An Escape Story : Artapela Mt

Awalnya pertama kali mendengar nama gunung ini dari seorang teman di salah satu grup Whatsapp. Setelah googling, ternyata ada gunung –atau mungking bukit(?) – yang sedang hits di Bandung, yang punya view keren dan bisa dipakai buat camp juga. Maka jadilah ajakan teman untuk nanjak kesana sulit untuk ditolak. Apalagi saat itu memang sedang mumet2nya di kantor dan ingin sekali melepas diri sementara dari rutinitas. Adalah menyedihkan jika hidup yang berharga ini dihabiskan hanya dalam kubikel 2x3 m untuk melulu memikirkan kerjaan.

Tanggal untuk trip pun ditentukan: 14-15 April. Kebetulan tanggal 14 itu libur, dan hari Jum’at. Tidak ada yang lebih membahagiakan dari tanggal merah dihari Jum’at. Selesai acara kantor, saya pun packing seadanya dan berangkat ke Bandung dari Terminal Lebak Bulus bareng bang Sandi –temen kosan yang kebetulan akan ke Papandayan. Sayangnya karena sampai di Lb bulus lewat jam 11 malam, bus primajasa terakhir sudah lewat, dan baru ada lagi jam 5 pagi besoknya. Akhirnya, kami memutuskan untuk berangkat dari Kp Rambutan, dimana busnya lebih beragam dan tujuan Tasik dan Garut nya cukup banyak. Benar saja, sekitar pukul 2 pagi masih ada saja bus yang ngetem disini. Perjalanan pun tidak terasa, dan sampai di Bandung sekitar pukul 8 pagi, agak lama mungkin karena banyak juga orang yang sedang memanfaatkan long weekend ini untuk main ke Bandung.

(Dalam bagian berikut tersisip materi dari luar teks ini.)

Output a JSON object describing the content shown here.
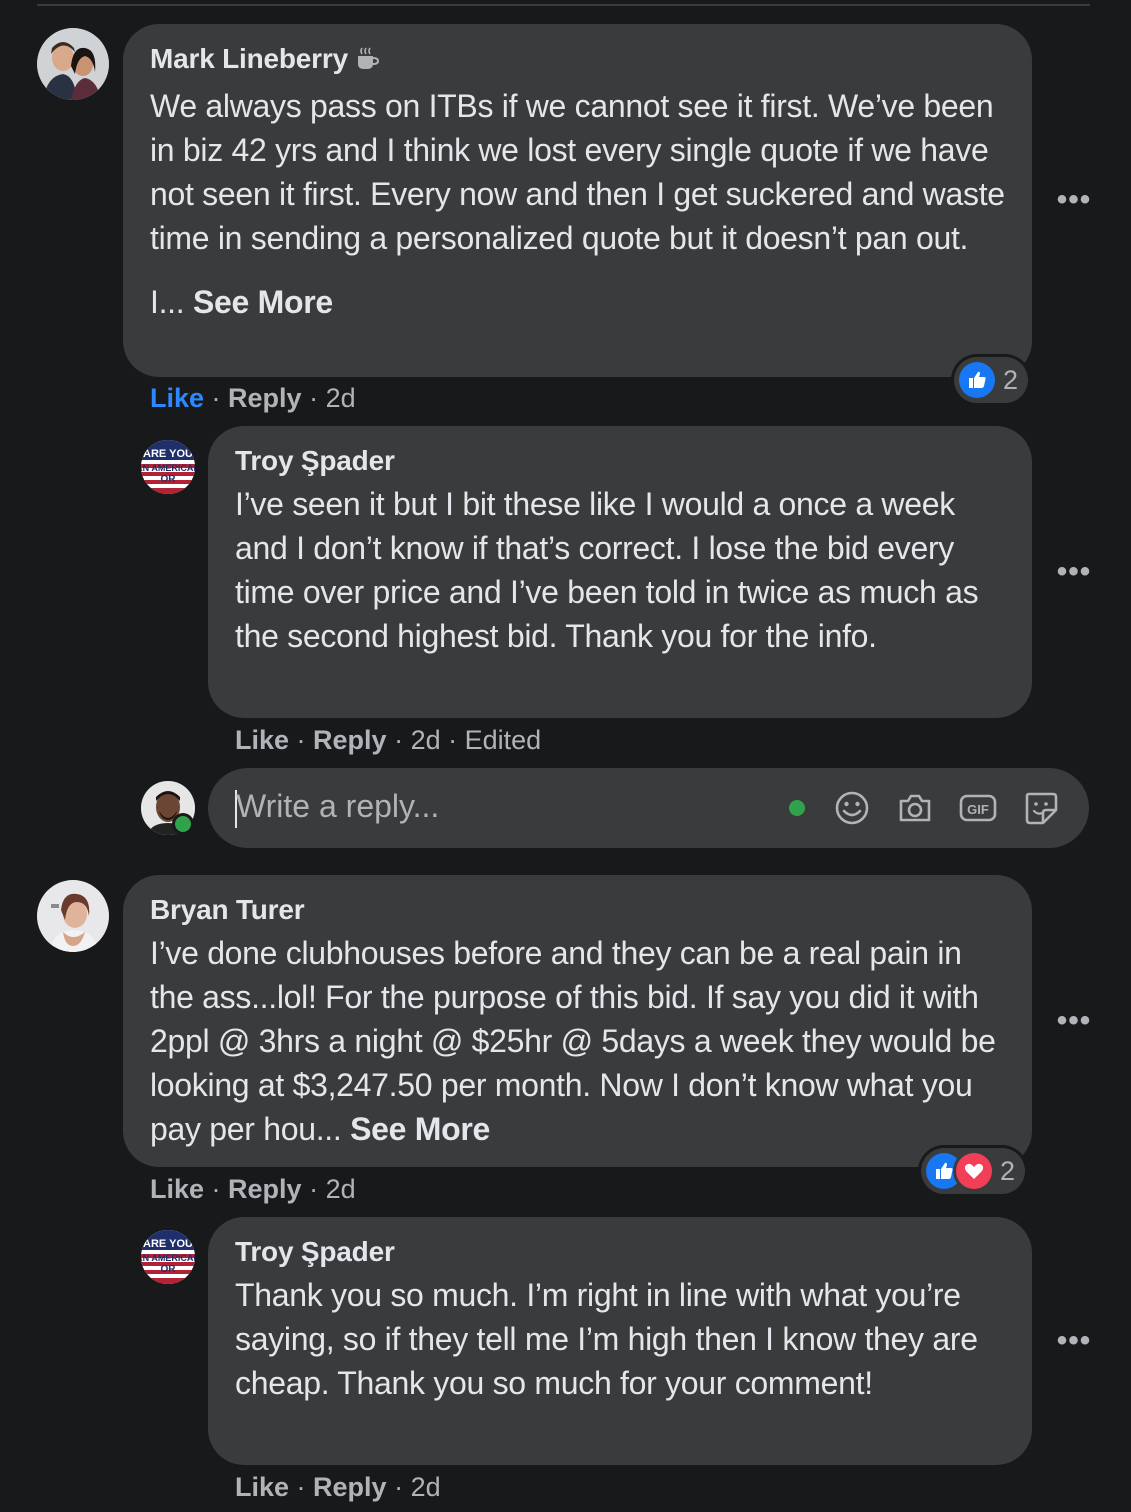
{
  "comments": [
    {
      "author": "Mark Lineberry",
      "badge_icon": "coffee-cup-icon",
      "text": "We always pass on ITBs if we cannot see it first. We’ve been in biz 42 yrs and I think we lost every single quote if we have not seen it first. Every now and then I get suckered and waste time in sending a personalized quote but it doesn’t pan out.",
      "text_tail": "I... ",
      "see_more": "See More",
      "like": "Like",
      "reply": "Reply",
      "time": "2d",
      "liked_by_viewer": true,
      "reaction_count": "2",
      "reactions": [
        "like"
      ]
    },
    {
      "author": "Troy Şpader",
      "text": "I’ve seen it but I bit these like I would a once a week and I don’t know if that’s correct. I lose the bid every time over price and I’ve been told in twice as much as the second highest bid. Thank you for the info.",
      "like": "Like",
      "reply": "Reply",
      "time": "2d",
      "edited": "Edited"
    },
    {
      "author": "Bryan Turer",
      "text": "I’ve done clubhouses before and they can be a real pain in the ass...lol! For the purpose of this bid. If say you did it with 2ppl @ 3hrs a night @ $25hr @ 5days a week they would be looking at $3,247.50 per month. Now I don’t know what you pay per hou... ",
      "see_more": "See More",
      "like": "Like",
      "reply": "Reply",
      "time": "2d",
      "reaction_count": "2",
      "reactions": [
        "like",
        "love"
      ]
    },
    {
      "author": "Troy Şpader",
      "text": "Thank you so much. I’m right in line with what you’re saying, so if they tell me I’m high then I know they are cheap. Thank you so much for your comment!",
      "like": "Like",
      "reply": "Reply",
      "time": "2d"
    }
  ],
  "reply_box": {
    "placeholder": "Write a reply...",
    "tools": [
      "emoji-icon",
      "camera-icon",
      "gif-icon",
      "sticker-icon"
    ]
  },
  "avatar_badge_text": "ARE YOU AN AMERICAN OR",
  "colors": {
    "background": "#18191a",
    "bubble": "#3a3b3c",
    "text": "#e4e6eb",
    "secondary_text": "#b0b3b8",
    "link_blue": "#2d88ff",
    "like_blue": "#1877f2",
    "love_red": "#f33e58",
    "online_green": "#31a24c"
  }
}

Dan bagi saya, perjalanan ke Bandung itu bagaikan perjalanan kembali ke Rumah. Pulang dengan versi yang berbeda. Setiap kali akan kembali lagi kesini, selalu saja dibarengi flashback yang membawa ke memori-memori lama. Maka benarlah ada quote, “Bandung bukan hanya sebuah kota, melainkan sebuah perasaan”. Bandung yang punya kultur ramah dan sopan, budaya “punten” dan sebagainya baru terasa setelah hidup di kota yang sebenarnya tidak begitu jauh dan masih satu pulau dengan Bandung. Berbagai pikiran muncul dalam perjalanan ini.

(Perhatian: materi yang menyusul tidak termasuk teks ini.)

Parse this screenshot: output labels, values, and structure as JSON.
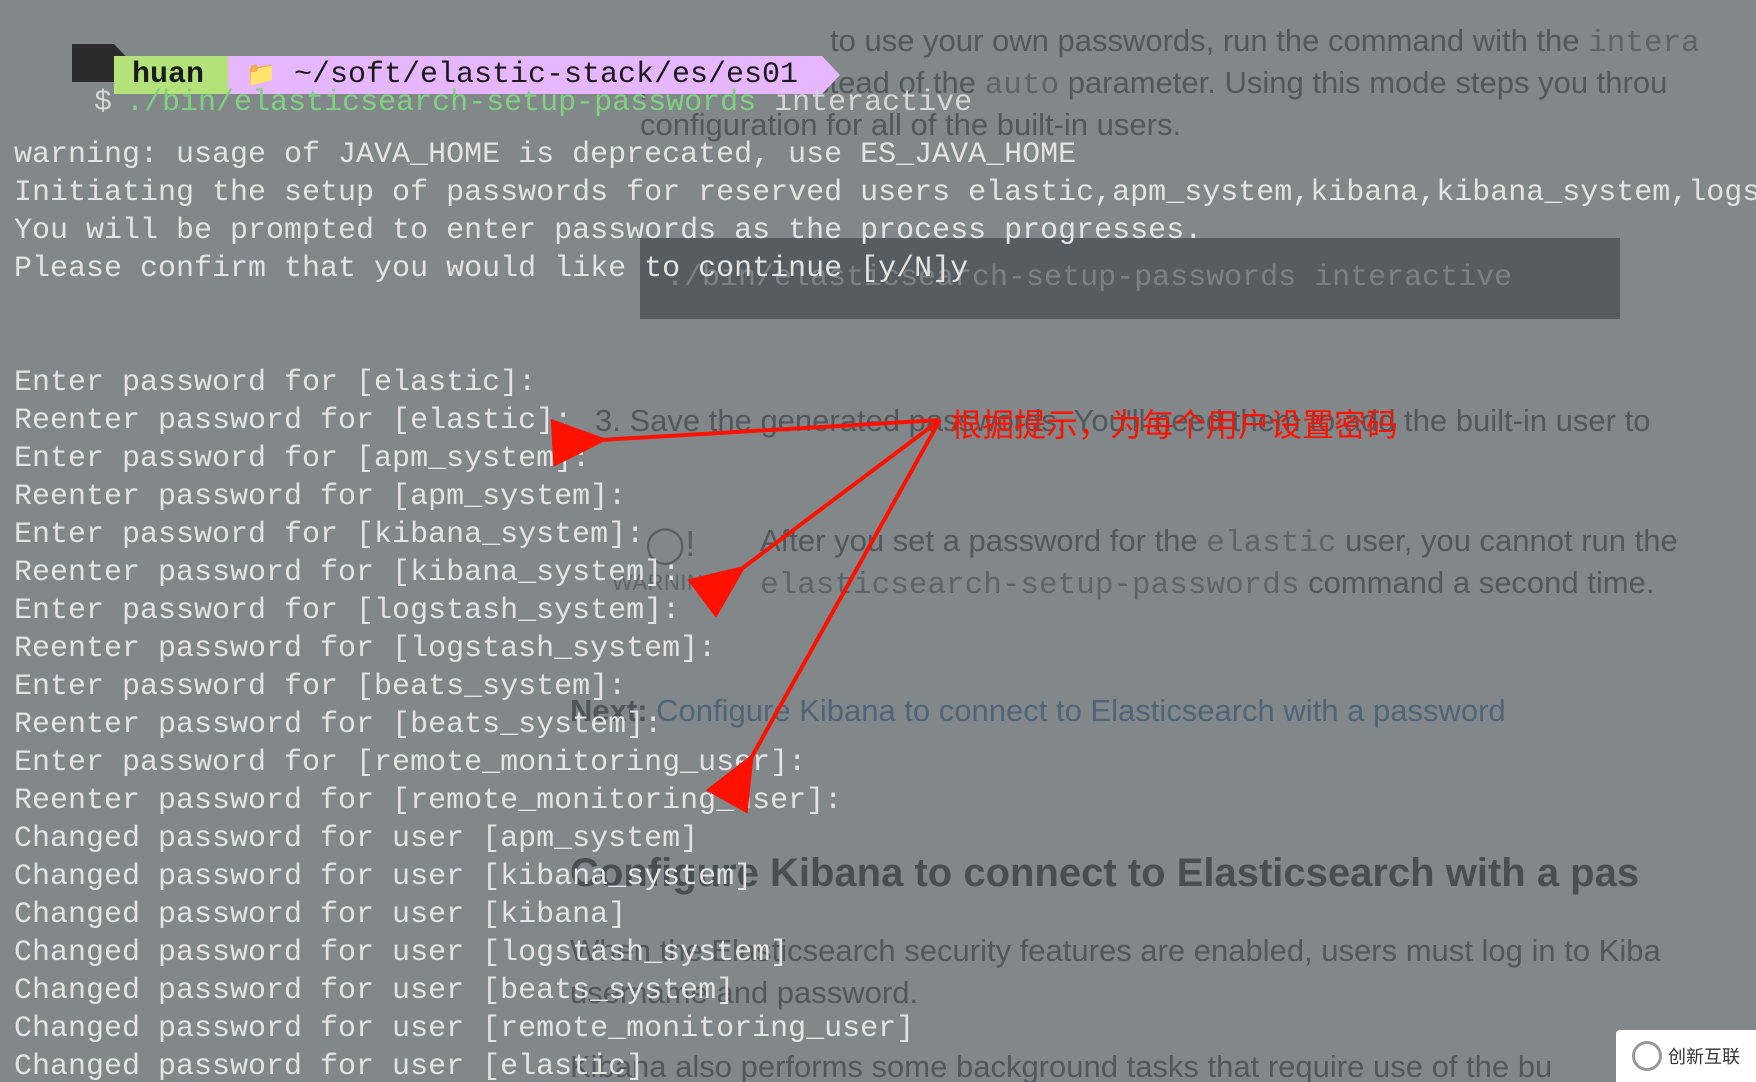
{
  "doc": {
    "p1_a": "to use your own passwords, run the command with the ",
    "p1_code": "intera",
    "p2_a": "parameter instead of the ",
    "p2_code": "auto",
    "p2_b": " parameter. Using this mode steps you throu",
    "p3": "configuration for all of the built-in users.",
    "codeblock": "./bin/elasticsearch-setup-passwords interactive",
    "step3": "3. Save the generated passwords. You'll need them to add the built-in user to",
    "warn_label": "WARNING",
    "warn1_a": "After you set a password for the ",
    "warn1_code": "elastic",
    "warn1_b": " user, you cannot run the",
    "warn2_code": "elasticsearch-setup-passwords",
    "warn2_b": " command a second time.",
    "next_label": "Next: ",
    "next_link": "Configure Kibana to connect to Elasticsearch with a password",
    "h2": "Configure Kibana to connect to Elasticsearch with a pas",
    "p4": "When the Elasticsearch security features are enabled, users must log in to Kiba",
    "p5": "username and password.",
    "p6": "Kibana also performs some background tasks that require use of the bu"
  },
  "term": {
    "user": "huan",
    "path": "~/soft/elastic-stack/es/es01",
    "cmd": "./bin/elasticsearch-setup-passwords",
    "arg": "interactive",
    "lines": [
      "",
      "warning: usage of JAVA_HOME is deprecated, use ES_JAVA_HOME",
      "Initiating the setup of passwords for reserved users elastic,apm_system,kibana,kibana_system,logs",
      "You will be prompted to enter passwords as the process progresses.",
      "Please confirm that you would like to continue [y/N]y",
      "",
      "",
      "Enter password for [elastic]:",
      "Reenter password for [elastic]:",
      "Enter password for [apm_system]:",
      "Reenter password for [apm_system]:",
      "Enter password for [kibana_system]:",
      "Reenter password for [kibana_system]:",
      "Enter password for [logstash_system]:",
      "Reenter password for [logstash_system]:",
      "Enter password for [beats_system]:",
      "Reenter password for [beats_system]:",
      "Enter password for [remote_monitoring_user]:",
      "Reenter password for [remote_monitoring_user]:",
      "Changed password for user [apm_system]",
      "Changed password for user [kibana_system]",
      "Changed password for user [kibana]",
      "Changed password for user [logstash_system]",
      "Changed password for user [beats_system]",
      "Changed password for user [remote_monitoring_user]",
      "Changed password for user [elastic]"
    ]
  },
  "annotation": {
    "text": "根据提示，为每个用户设置密码"
  },
  "watermark": {
    "text": "创新互联"
  }
}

Tiba di Jatinangor, saya menyempatkan diri untuk tidur sebentar, karena dalam bus tadi selalu gagal untuk tidur. Setelah menunggu teman-teman lain datang, kami pun mengecek kembali barang dan memastikan semua yang dibutuhkan ikut dibawa. Total kami saat itu ber-delapan, maka pas untuk saling berboncengan menggunakan motor. Saat itu ada Ebi, Tris, Ade, Bayu, Tino, Arif, Gera. Teman-teman yang sangat sibuk sekali sampai waktur berangkatnya pun molor hampir sejam.  Maklum, setelah lulus dari kampus belum lama ini, hampir semua sudah punya kesibukan masing-masing. Ada yang berkarir di Bank, Rumah Sakit, dan ada pula melanjutkan studi S2 nya. Dan momen nanjak bareng ini adalah waktu yang tepat untuk life-update kehidupan masing-masing.

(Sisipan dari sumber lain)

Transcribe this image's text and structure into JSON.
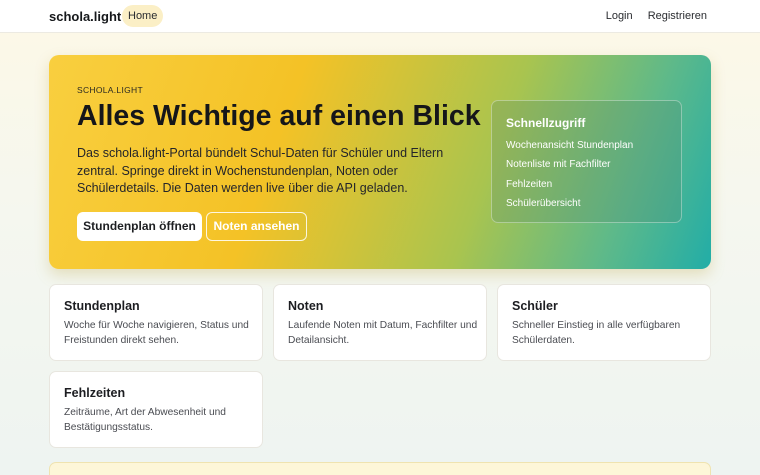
{
  "nav": {
    "brand": "schola.light",
    "home": "Home",
    "login": "Login",
    "register": "Registrieren"
  },
  "hero": {
    "eyebrow": "SCHOLA.LIGHT",
    "title": "Alles Wichtige auf einen Blick",
    "description": "Das schola.light-Portal bündelt Schul-Daten für Schüler und Eltern zentral. Springe direkt in Wochenstundenplan, Noten oder Schülerdetails. Die Daten werden live über die API geladen.",
    "primary_button": "Stundenplan öffnen",
    "secondary_button": "Noten ansehen",
    "quick_access": {
      "title": "Schnellzugriff",
      "items": [
        "Wochenansicht Stundenplan",
        "Notenliste mit Fachfilter",
        "Fehlzeiten",
        "Schülerübersicht"
      ]
    }
  },
  "cards": [
    {
      "title": "Stundenplan",
      "description": "Woche für Woche navigieren, Status und Freistunden direkt sehen."
    },
    {
      "title": "Noten",
      "description": "Laufende Noten mit Datum, Fachfilter und Detailansicht."
    },
    {
      "title": "Schüler",
      "description": "Schneller Einstieg in alle verfügbaren Schülerdaten."
    },
    {
      "title": "Fehlzeiten",
      "description": "Zeiträume, Art der Abwesenheit und Bestätigungsstatus."
    }
  ],
  "colors": {
    "hero_gradient_start": "#f9cf3f",
    "hero_gradient_end": "#22ada7",
    "nav_active_bg": "#fbefc6"
  }
}
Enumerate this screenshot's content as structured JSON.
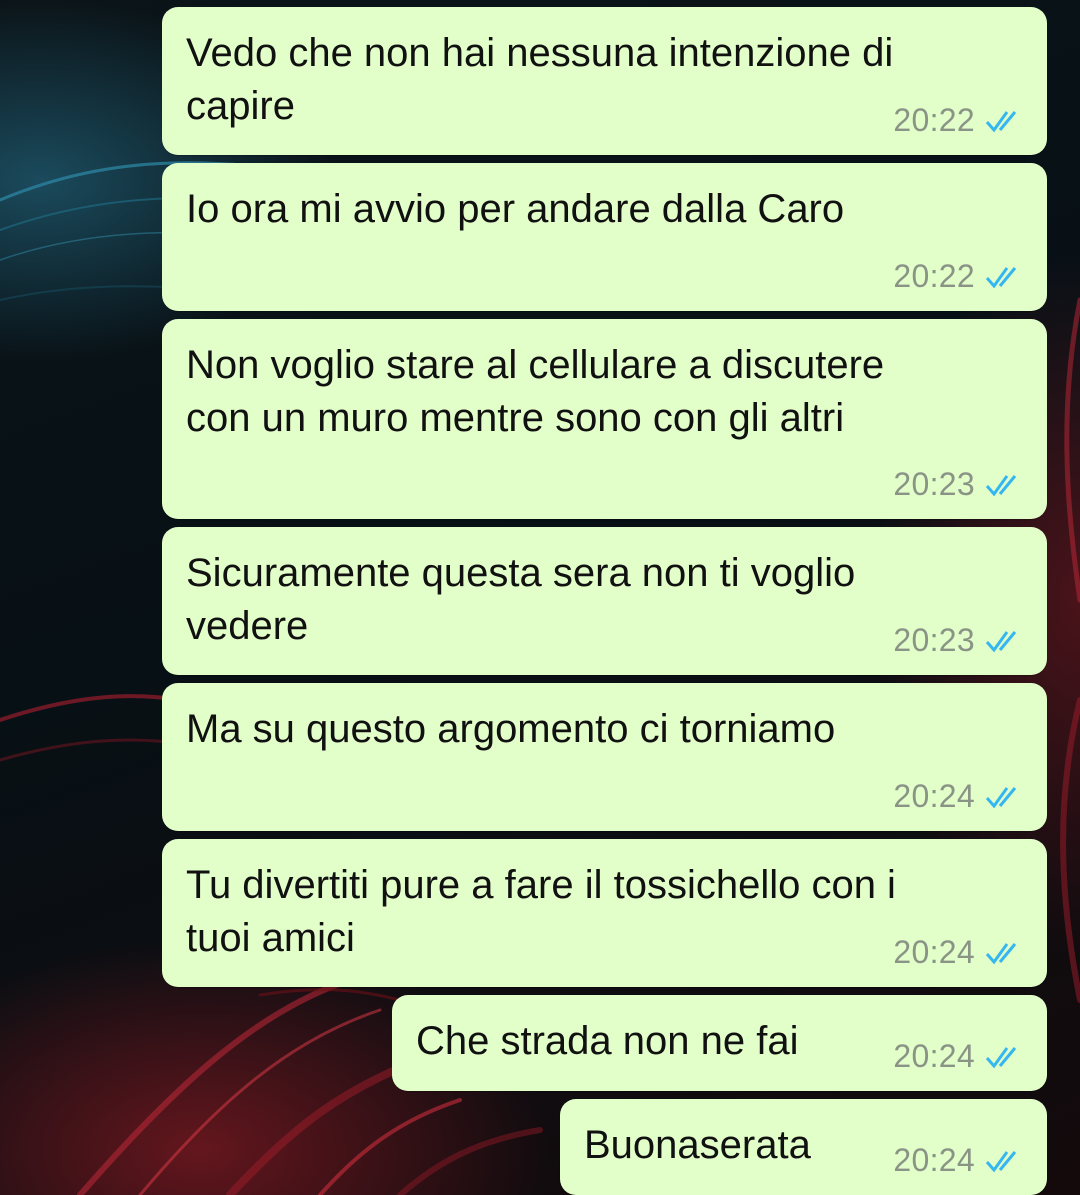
{
  "colors": {
    "bubble": "#e2fec9",
    "read_ticks": "#34b7f1",
    "time": "#8a9486",
    "text": "#111111"
  },
  "messages": [
    {
      "text": "Vedo che non hai nessuna intenzione di\ncapire",
      "time": "20:22",
      "status_icon": "double-check-read-icon"
    },
    {
      "text": "Io ora mi avvio per andare dalla Caro",
      "time": "20:22",
      "status_icon": "double-check-read-icon"
    },
    {
      "text": "Non voglio stare al cellulare a discutere\ncon un muro mentre sono con gli altri",
      "time": "20:23",
      "status_icon": "double-check-read-icon"
    },
    {
      "text": "Sicuramente questa sera non ti voglio\nvedere",
      "time": "20:23",
      "status_icon": "double-check-read-icon"
    },
    {
      "text": "Ma su questo argomento ci torniamo",
      "time": "20:24",
      "status_icon": "double-check-read-icon"
    },
    {
      "text": "Tu divertiti pure a fare il tossichello con i\ntuoi amici",
      "time": "20:24",
      "status_icon": "double-check-read-icon"
    },
    {
      "text": "Che strada non ne fai",
      "time": "20:24",
      "status_icon": "double-check-read-icon"
    },
    {
      "text": "Buonaserata",
      "time": "20:24",
      "status_icon": "double-check-read-icon"
    }
  ]
}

Setelah siap, sekitar pukul 10 pagi kami pun berangkat, menuju desa Sukapura di Kecamatan Sukasari, starting point untuk menuju Artapela. Karena belum ada dari kami yang pernah kesana, jadilah maps sebagai alat bantu penunjuk jalan. Kami melewati Majalaya, dan terus sampai ke daerah Pacet. Perjalanan setelah Pacet ini meyuguhkan pengalaman yang menarik dimana sepanjang jalanan menanjak dan berliku-liku ini dikelilingi tebing dan pohon-pohon tinggi. Sawah dan kebun warga yang begitu hijau terlihat begitu indah dari atas. Dan tidak terasa kami pun tiba di Desa Sukapura sekitar pukul 01.30 setelah sebelumnya kami mampir di salah satu masjid di Pacet untuk istirahat dan shalat Jum’at.

Kami pun mengisi semacam form pendaftaran, uang parkir plus uang administrasi –yang biasa disebut simaksi –dan sekalian mengisi perut di warteg terdekat sebelum nanjak. Di base camp artapela saat itu sudah cukup ramai oleh pendaki lain yang sibuk ng,obrol dan memperbaiki posisi carriernya. Setelah memastikan semua siap, kami memulai pendakian gunung Artapela yang ketinggiannya 2194 mdpl. Suka dengan angka ketinggian ini, mungkin karena ada angka 94 nya, hehehe.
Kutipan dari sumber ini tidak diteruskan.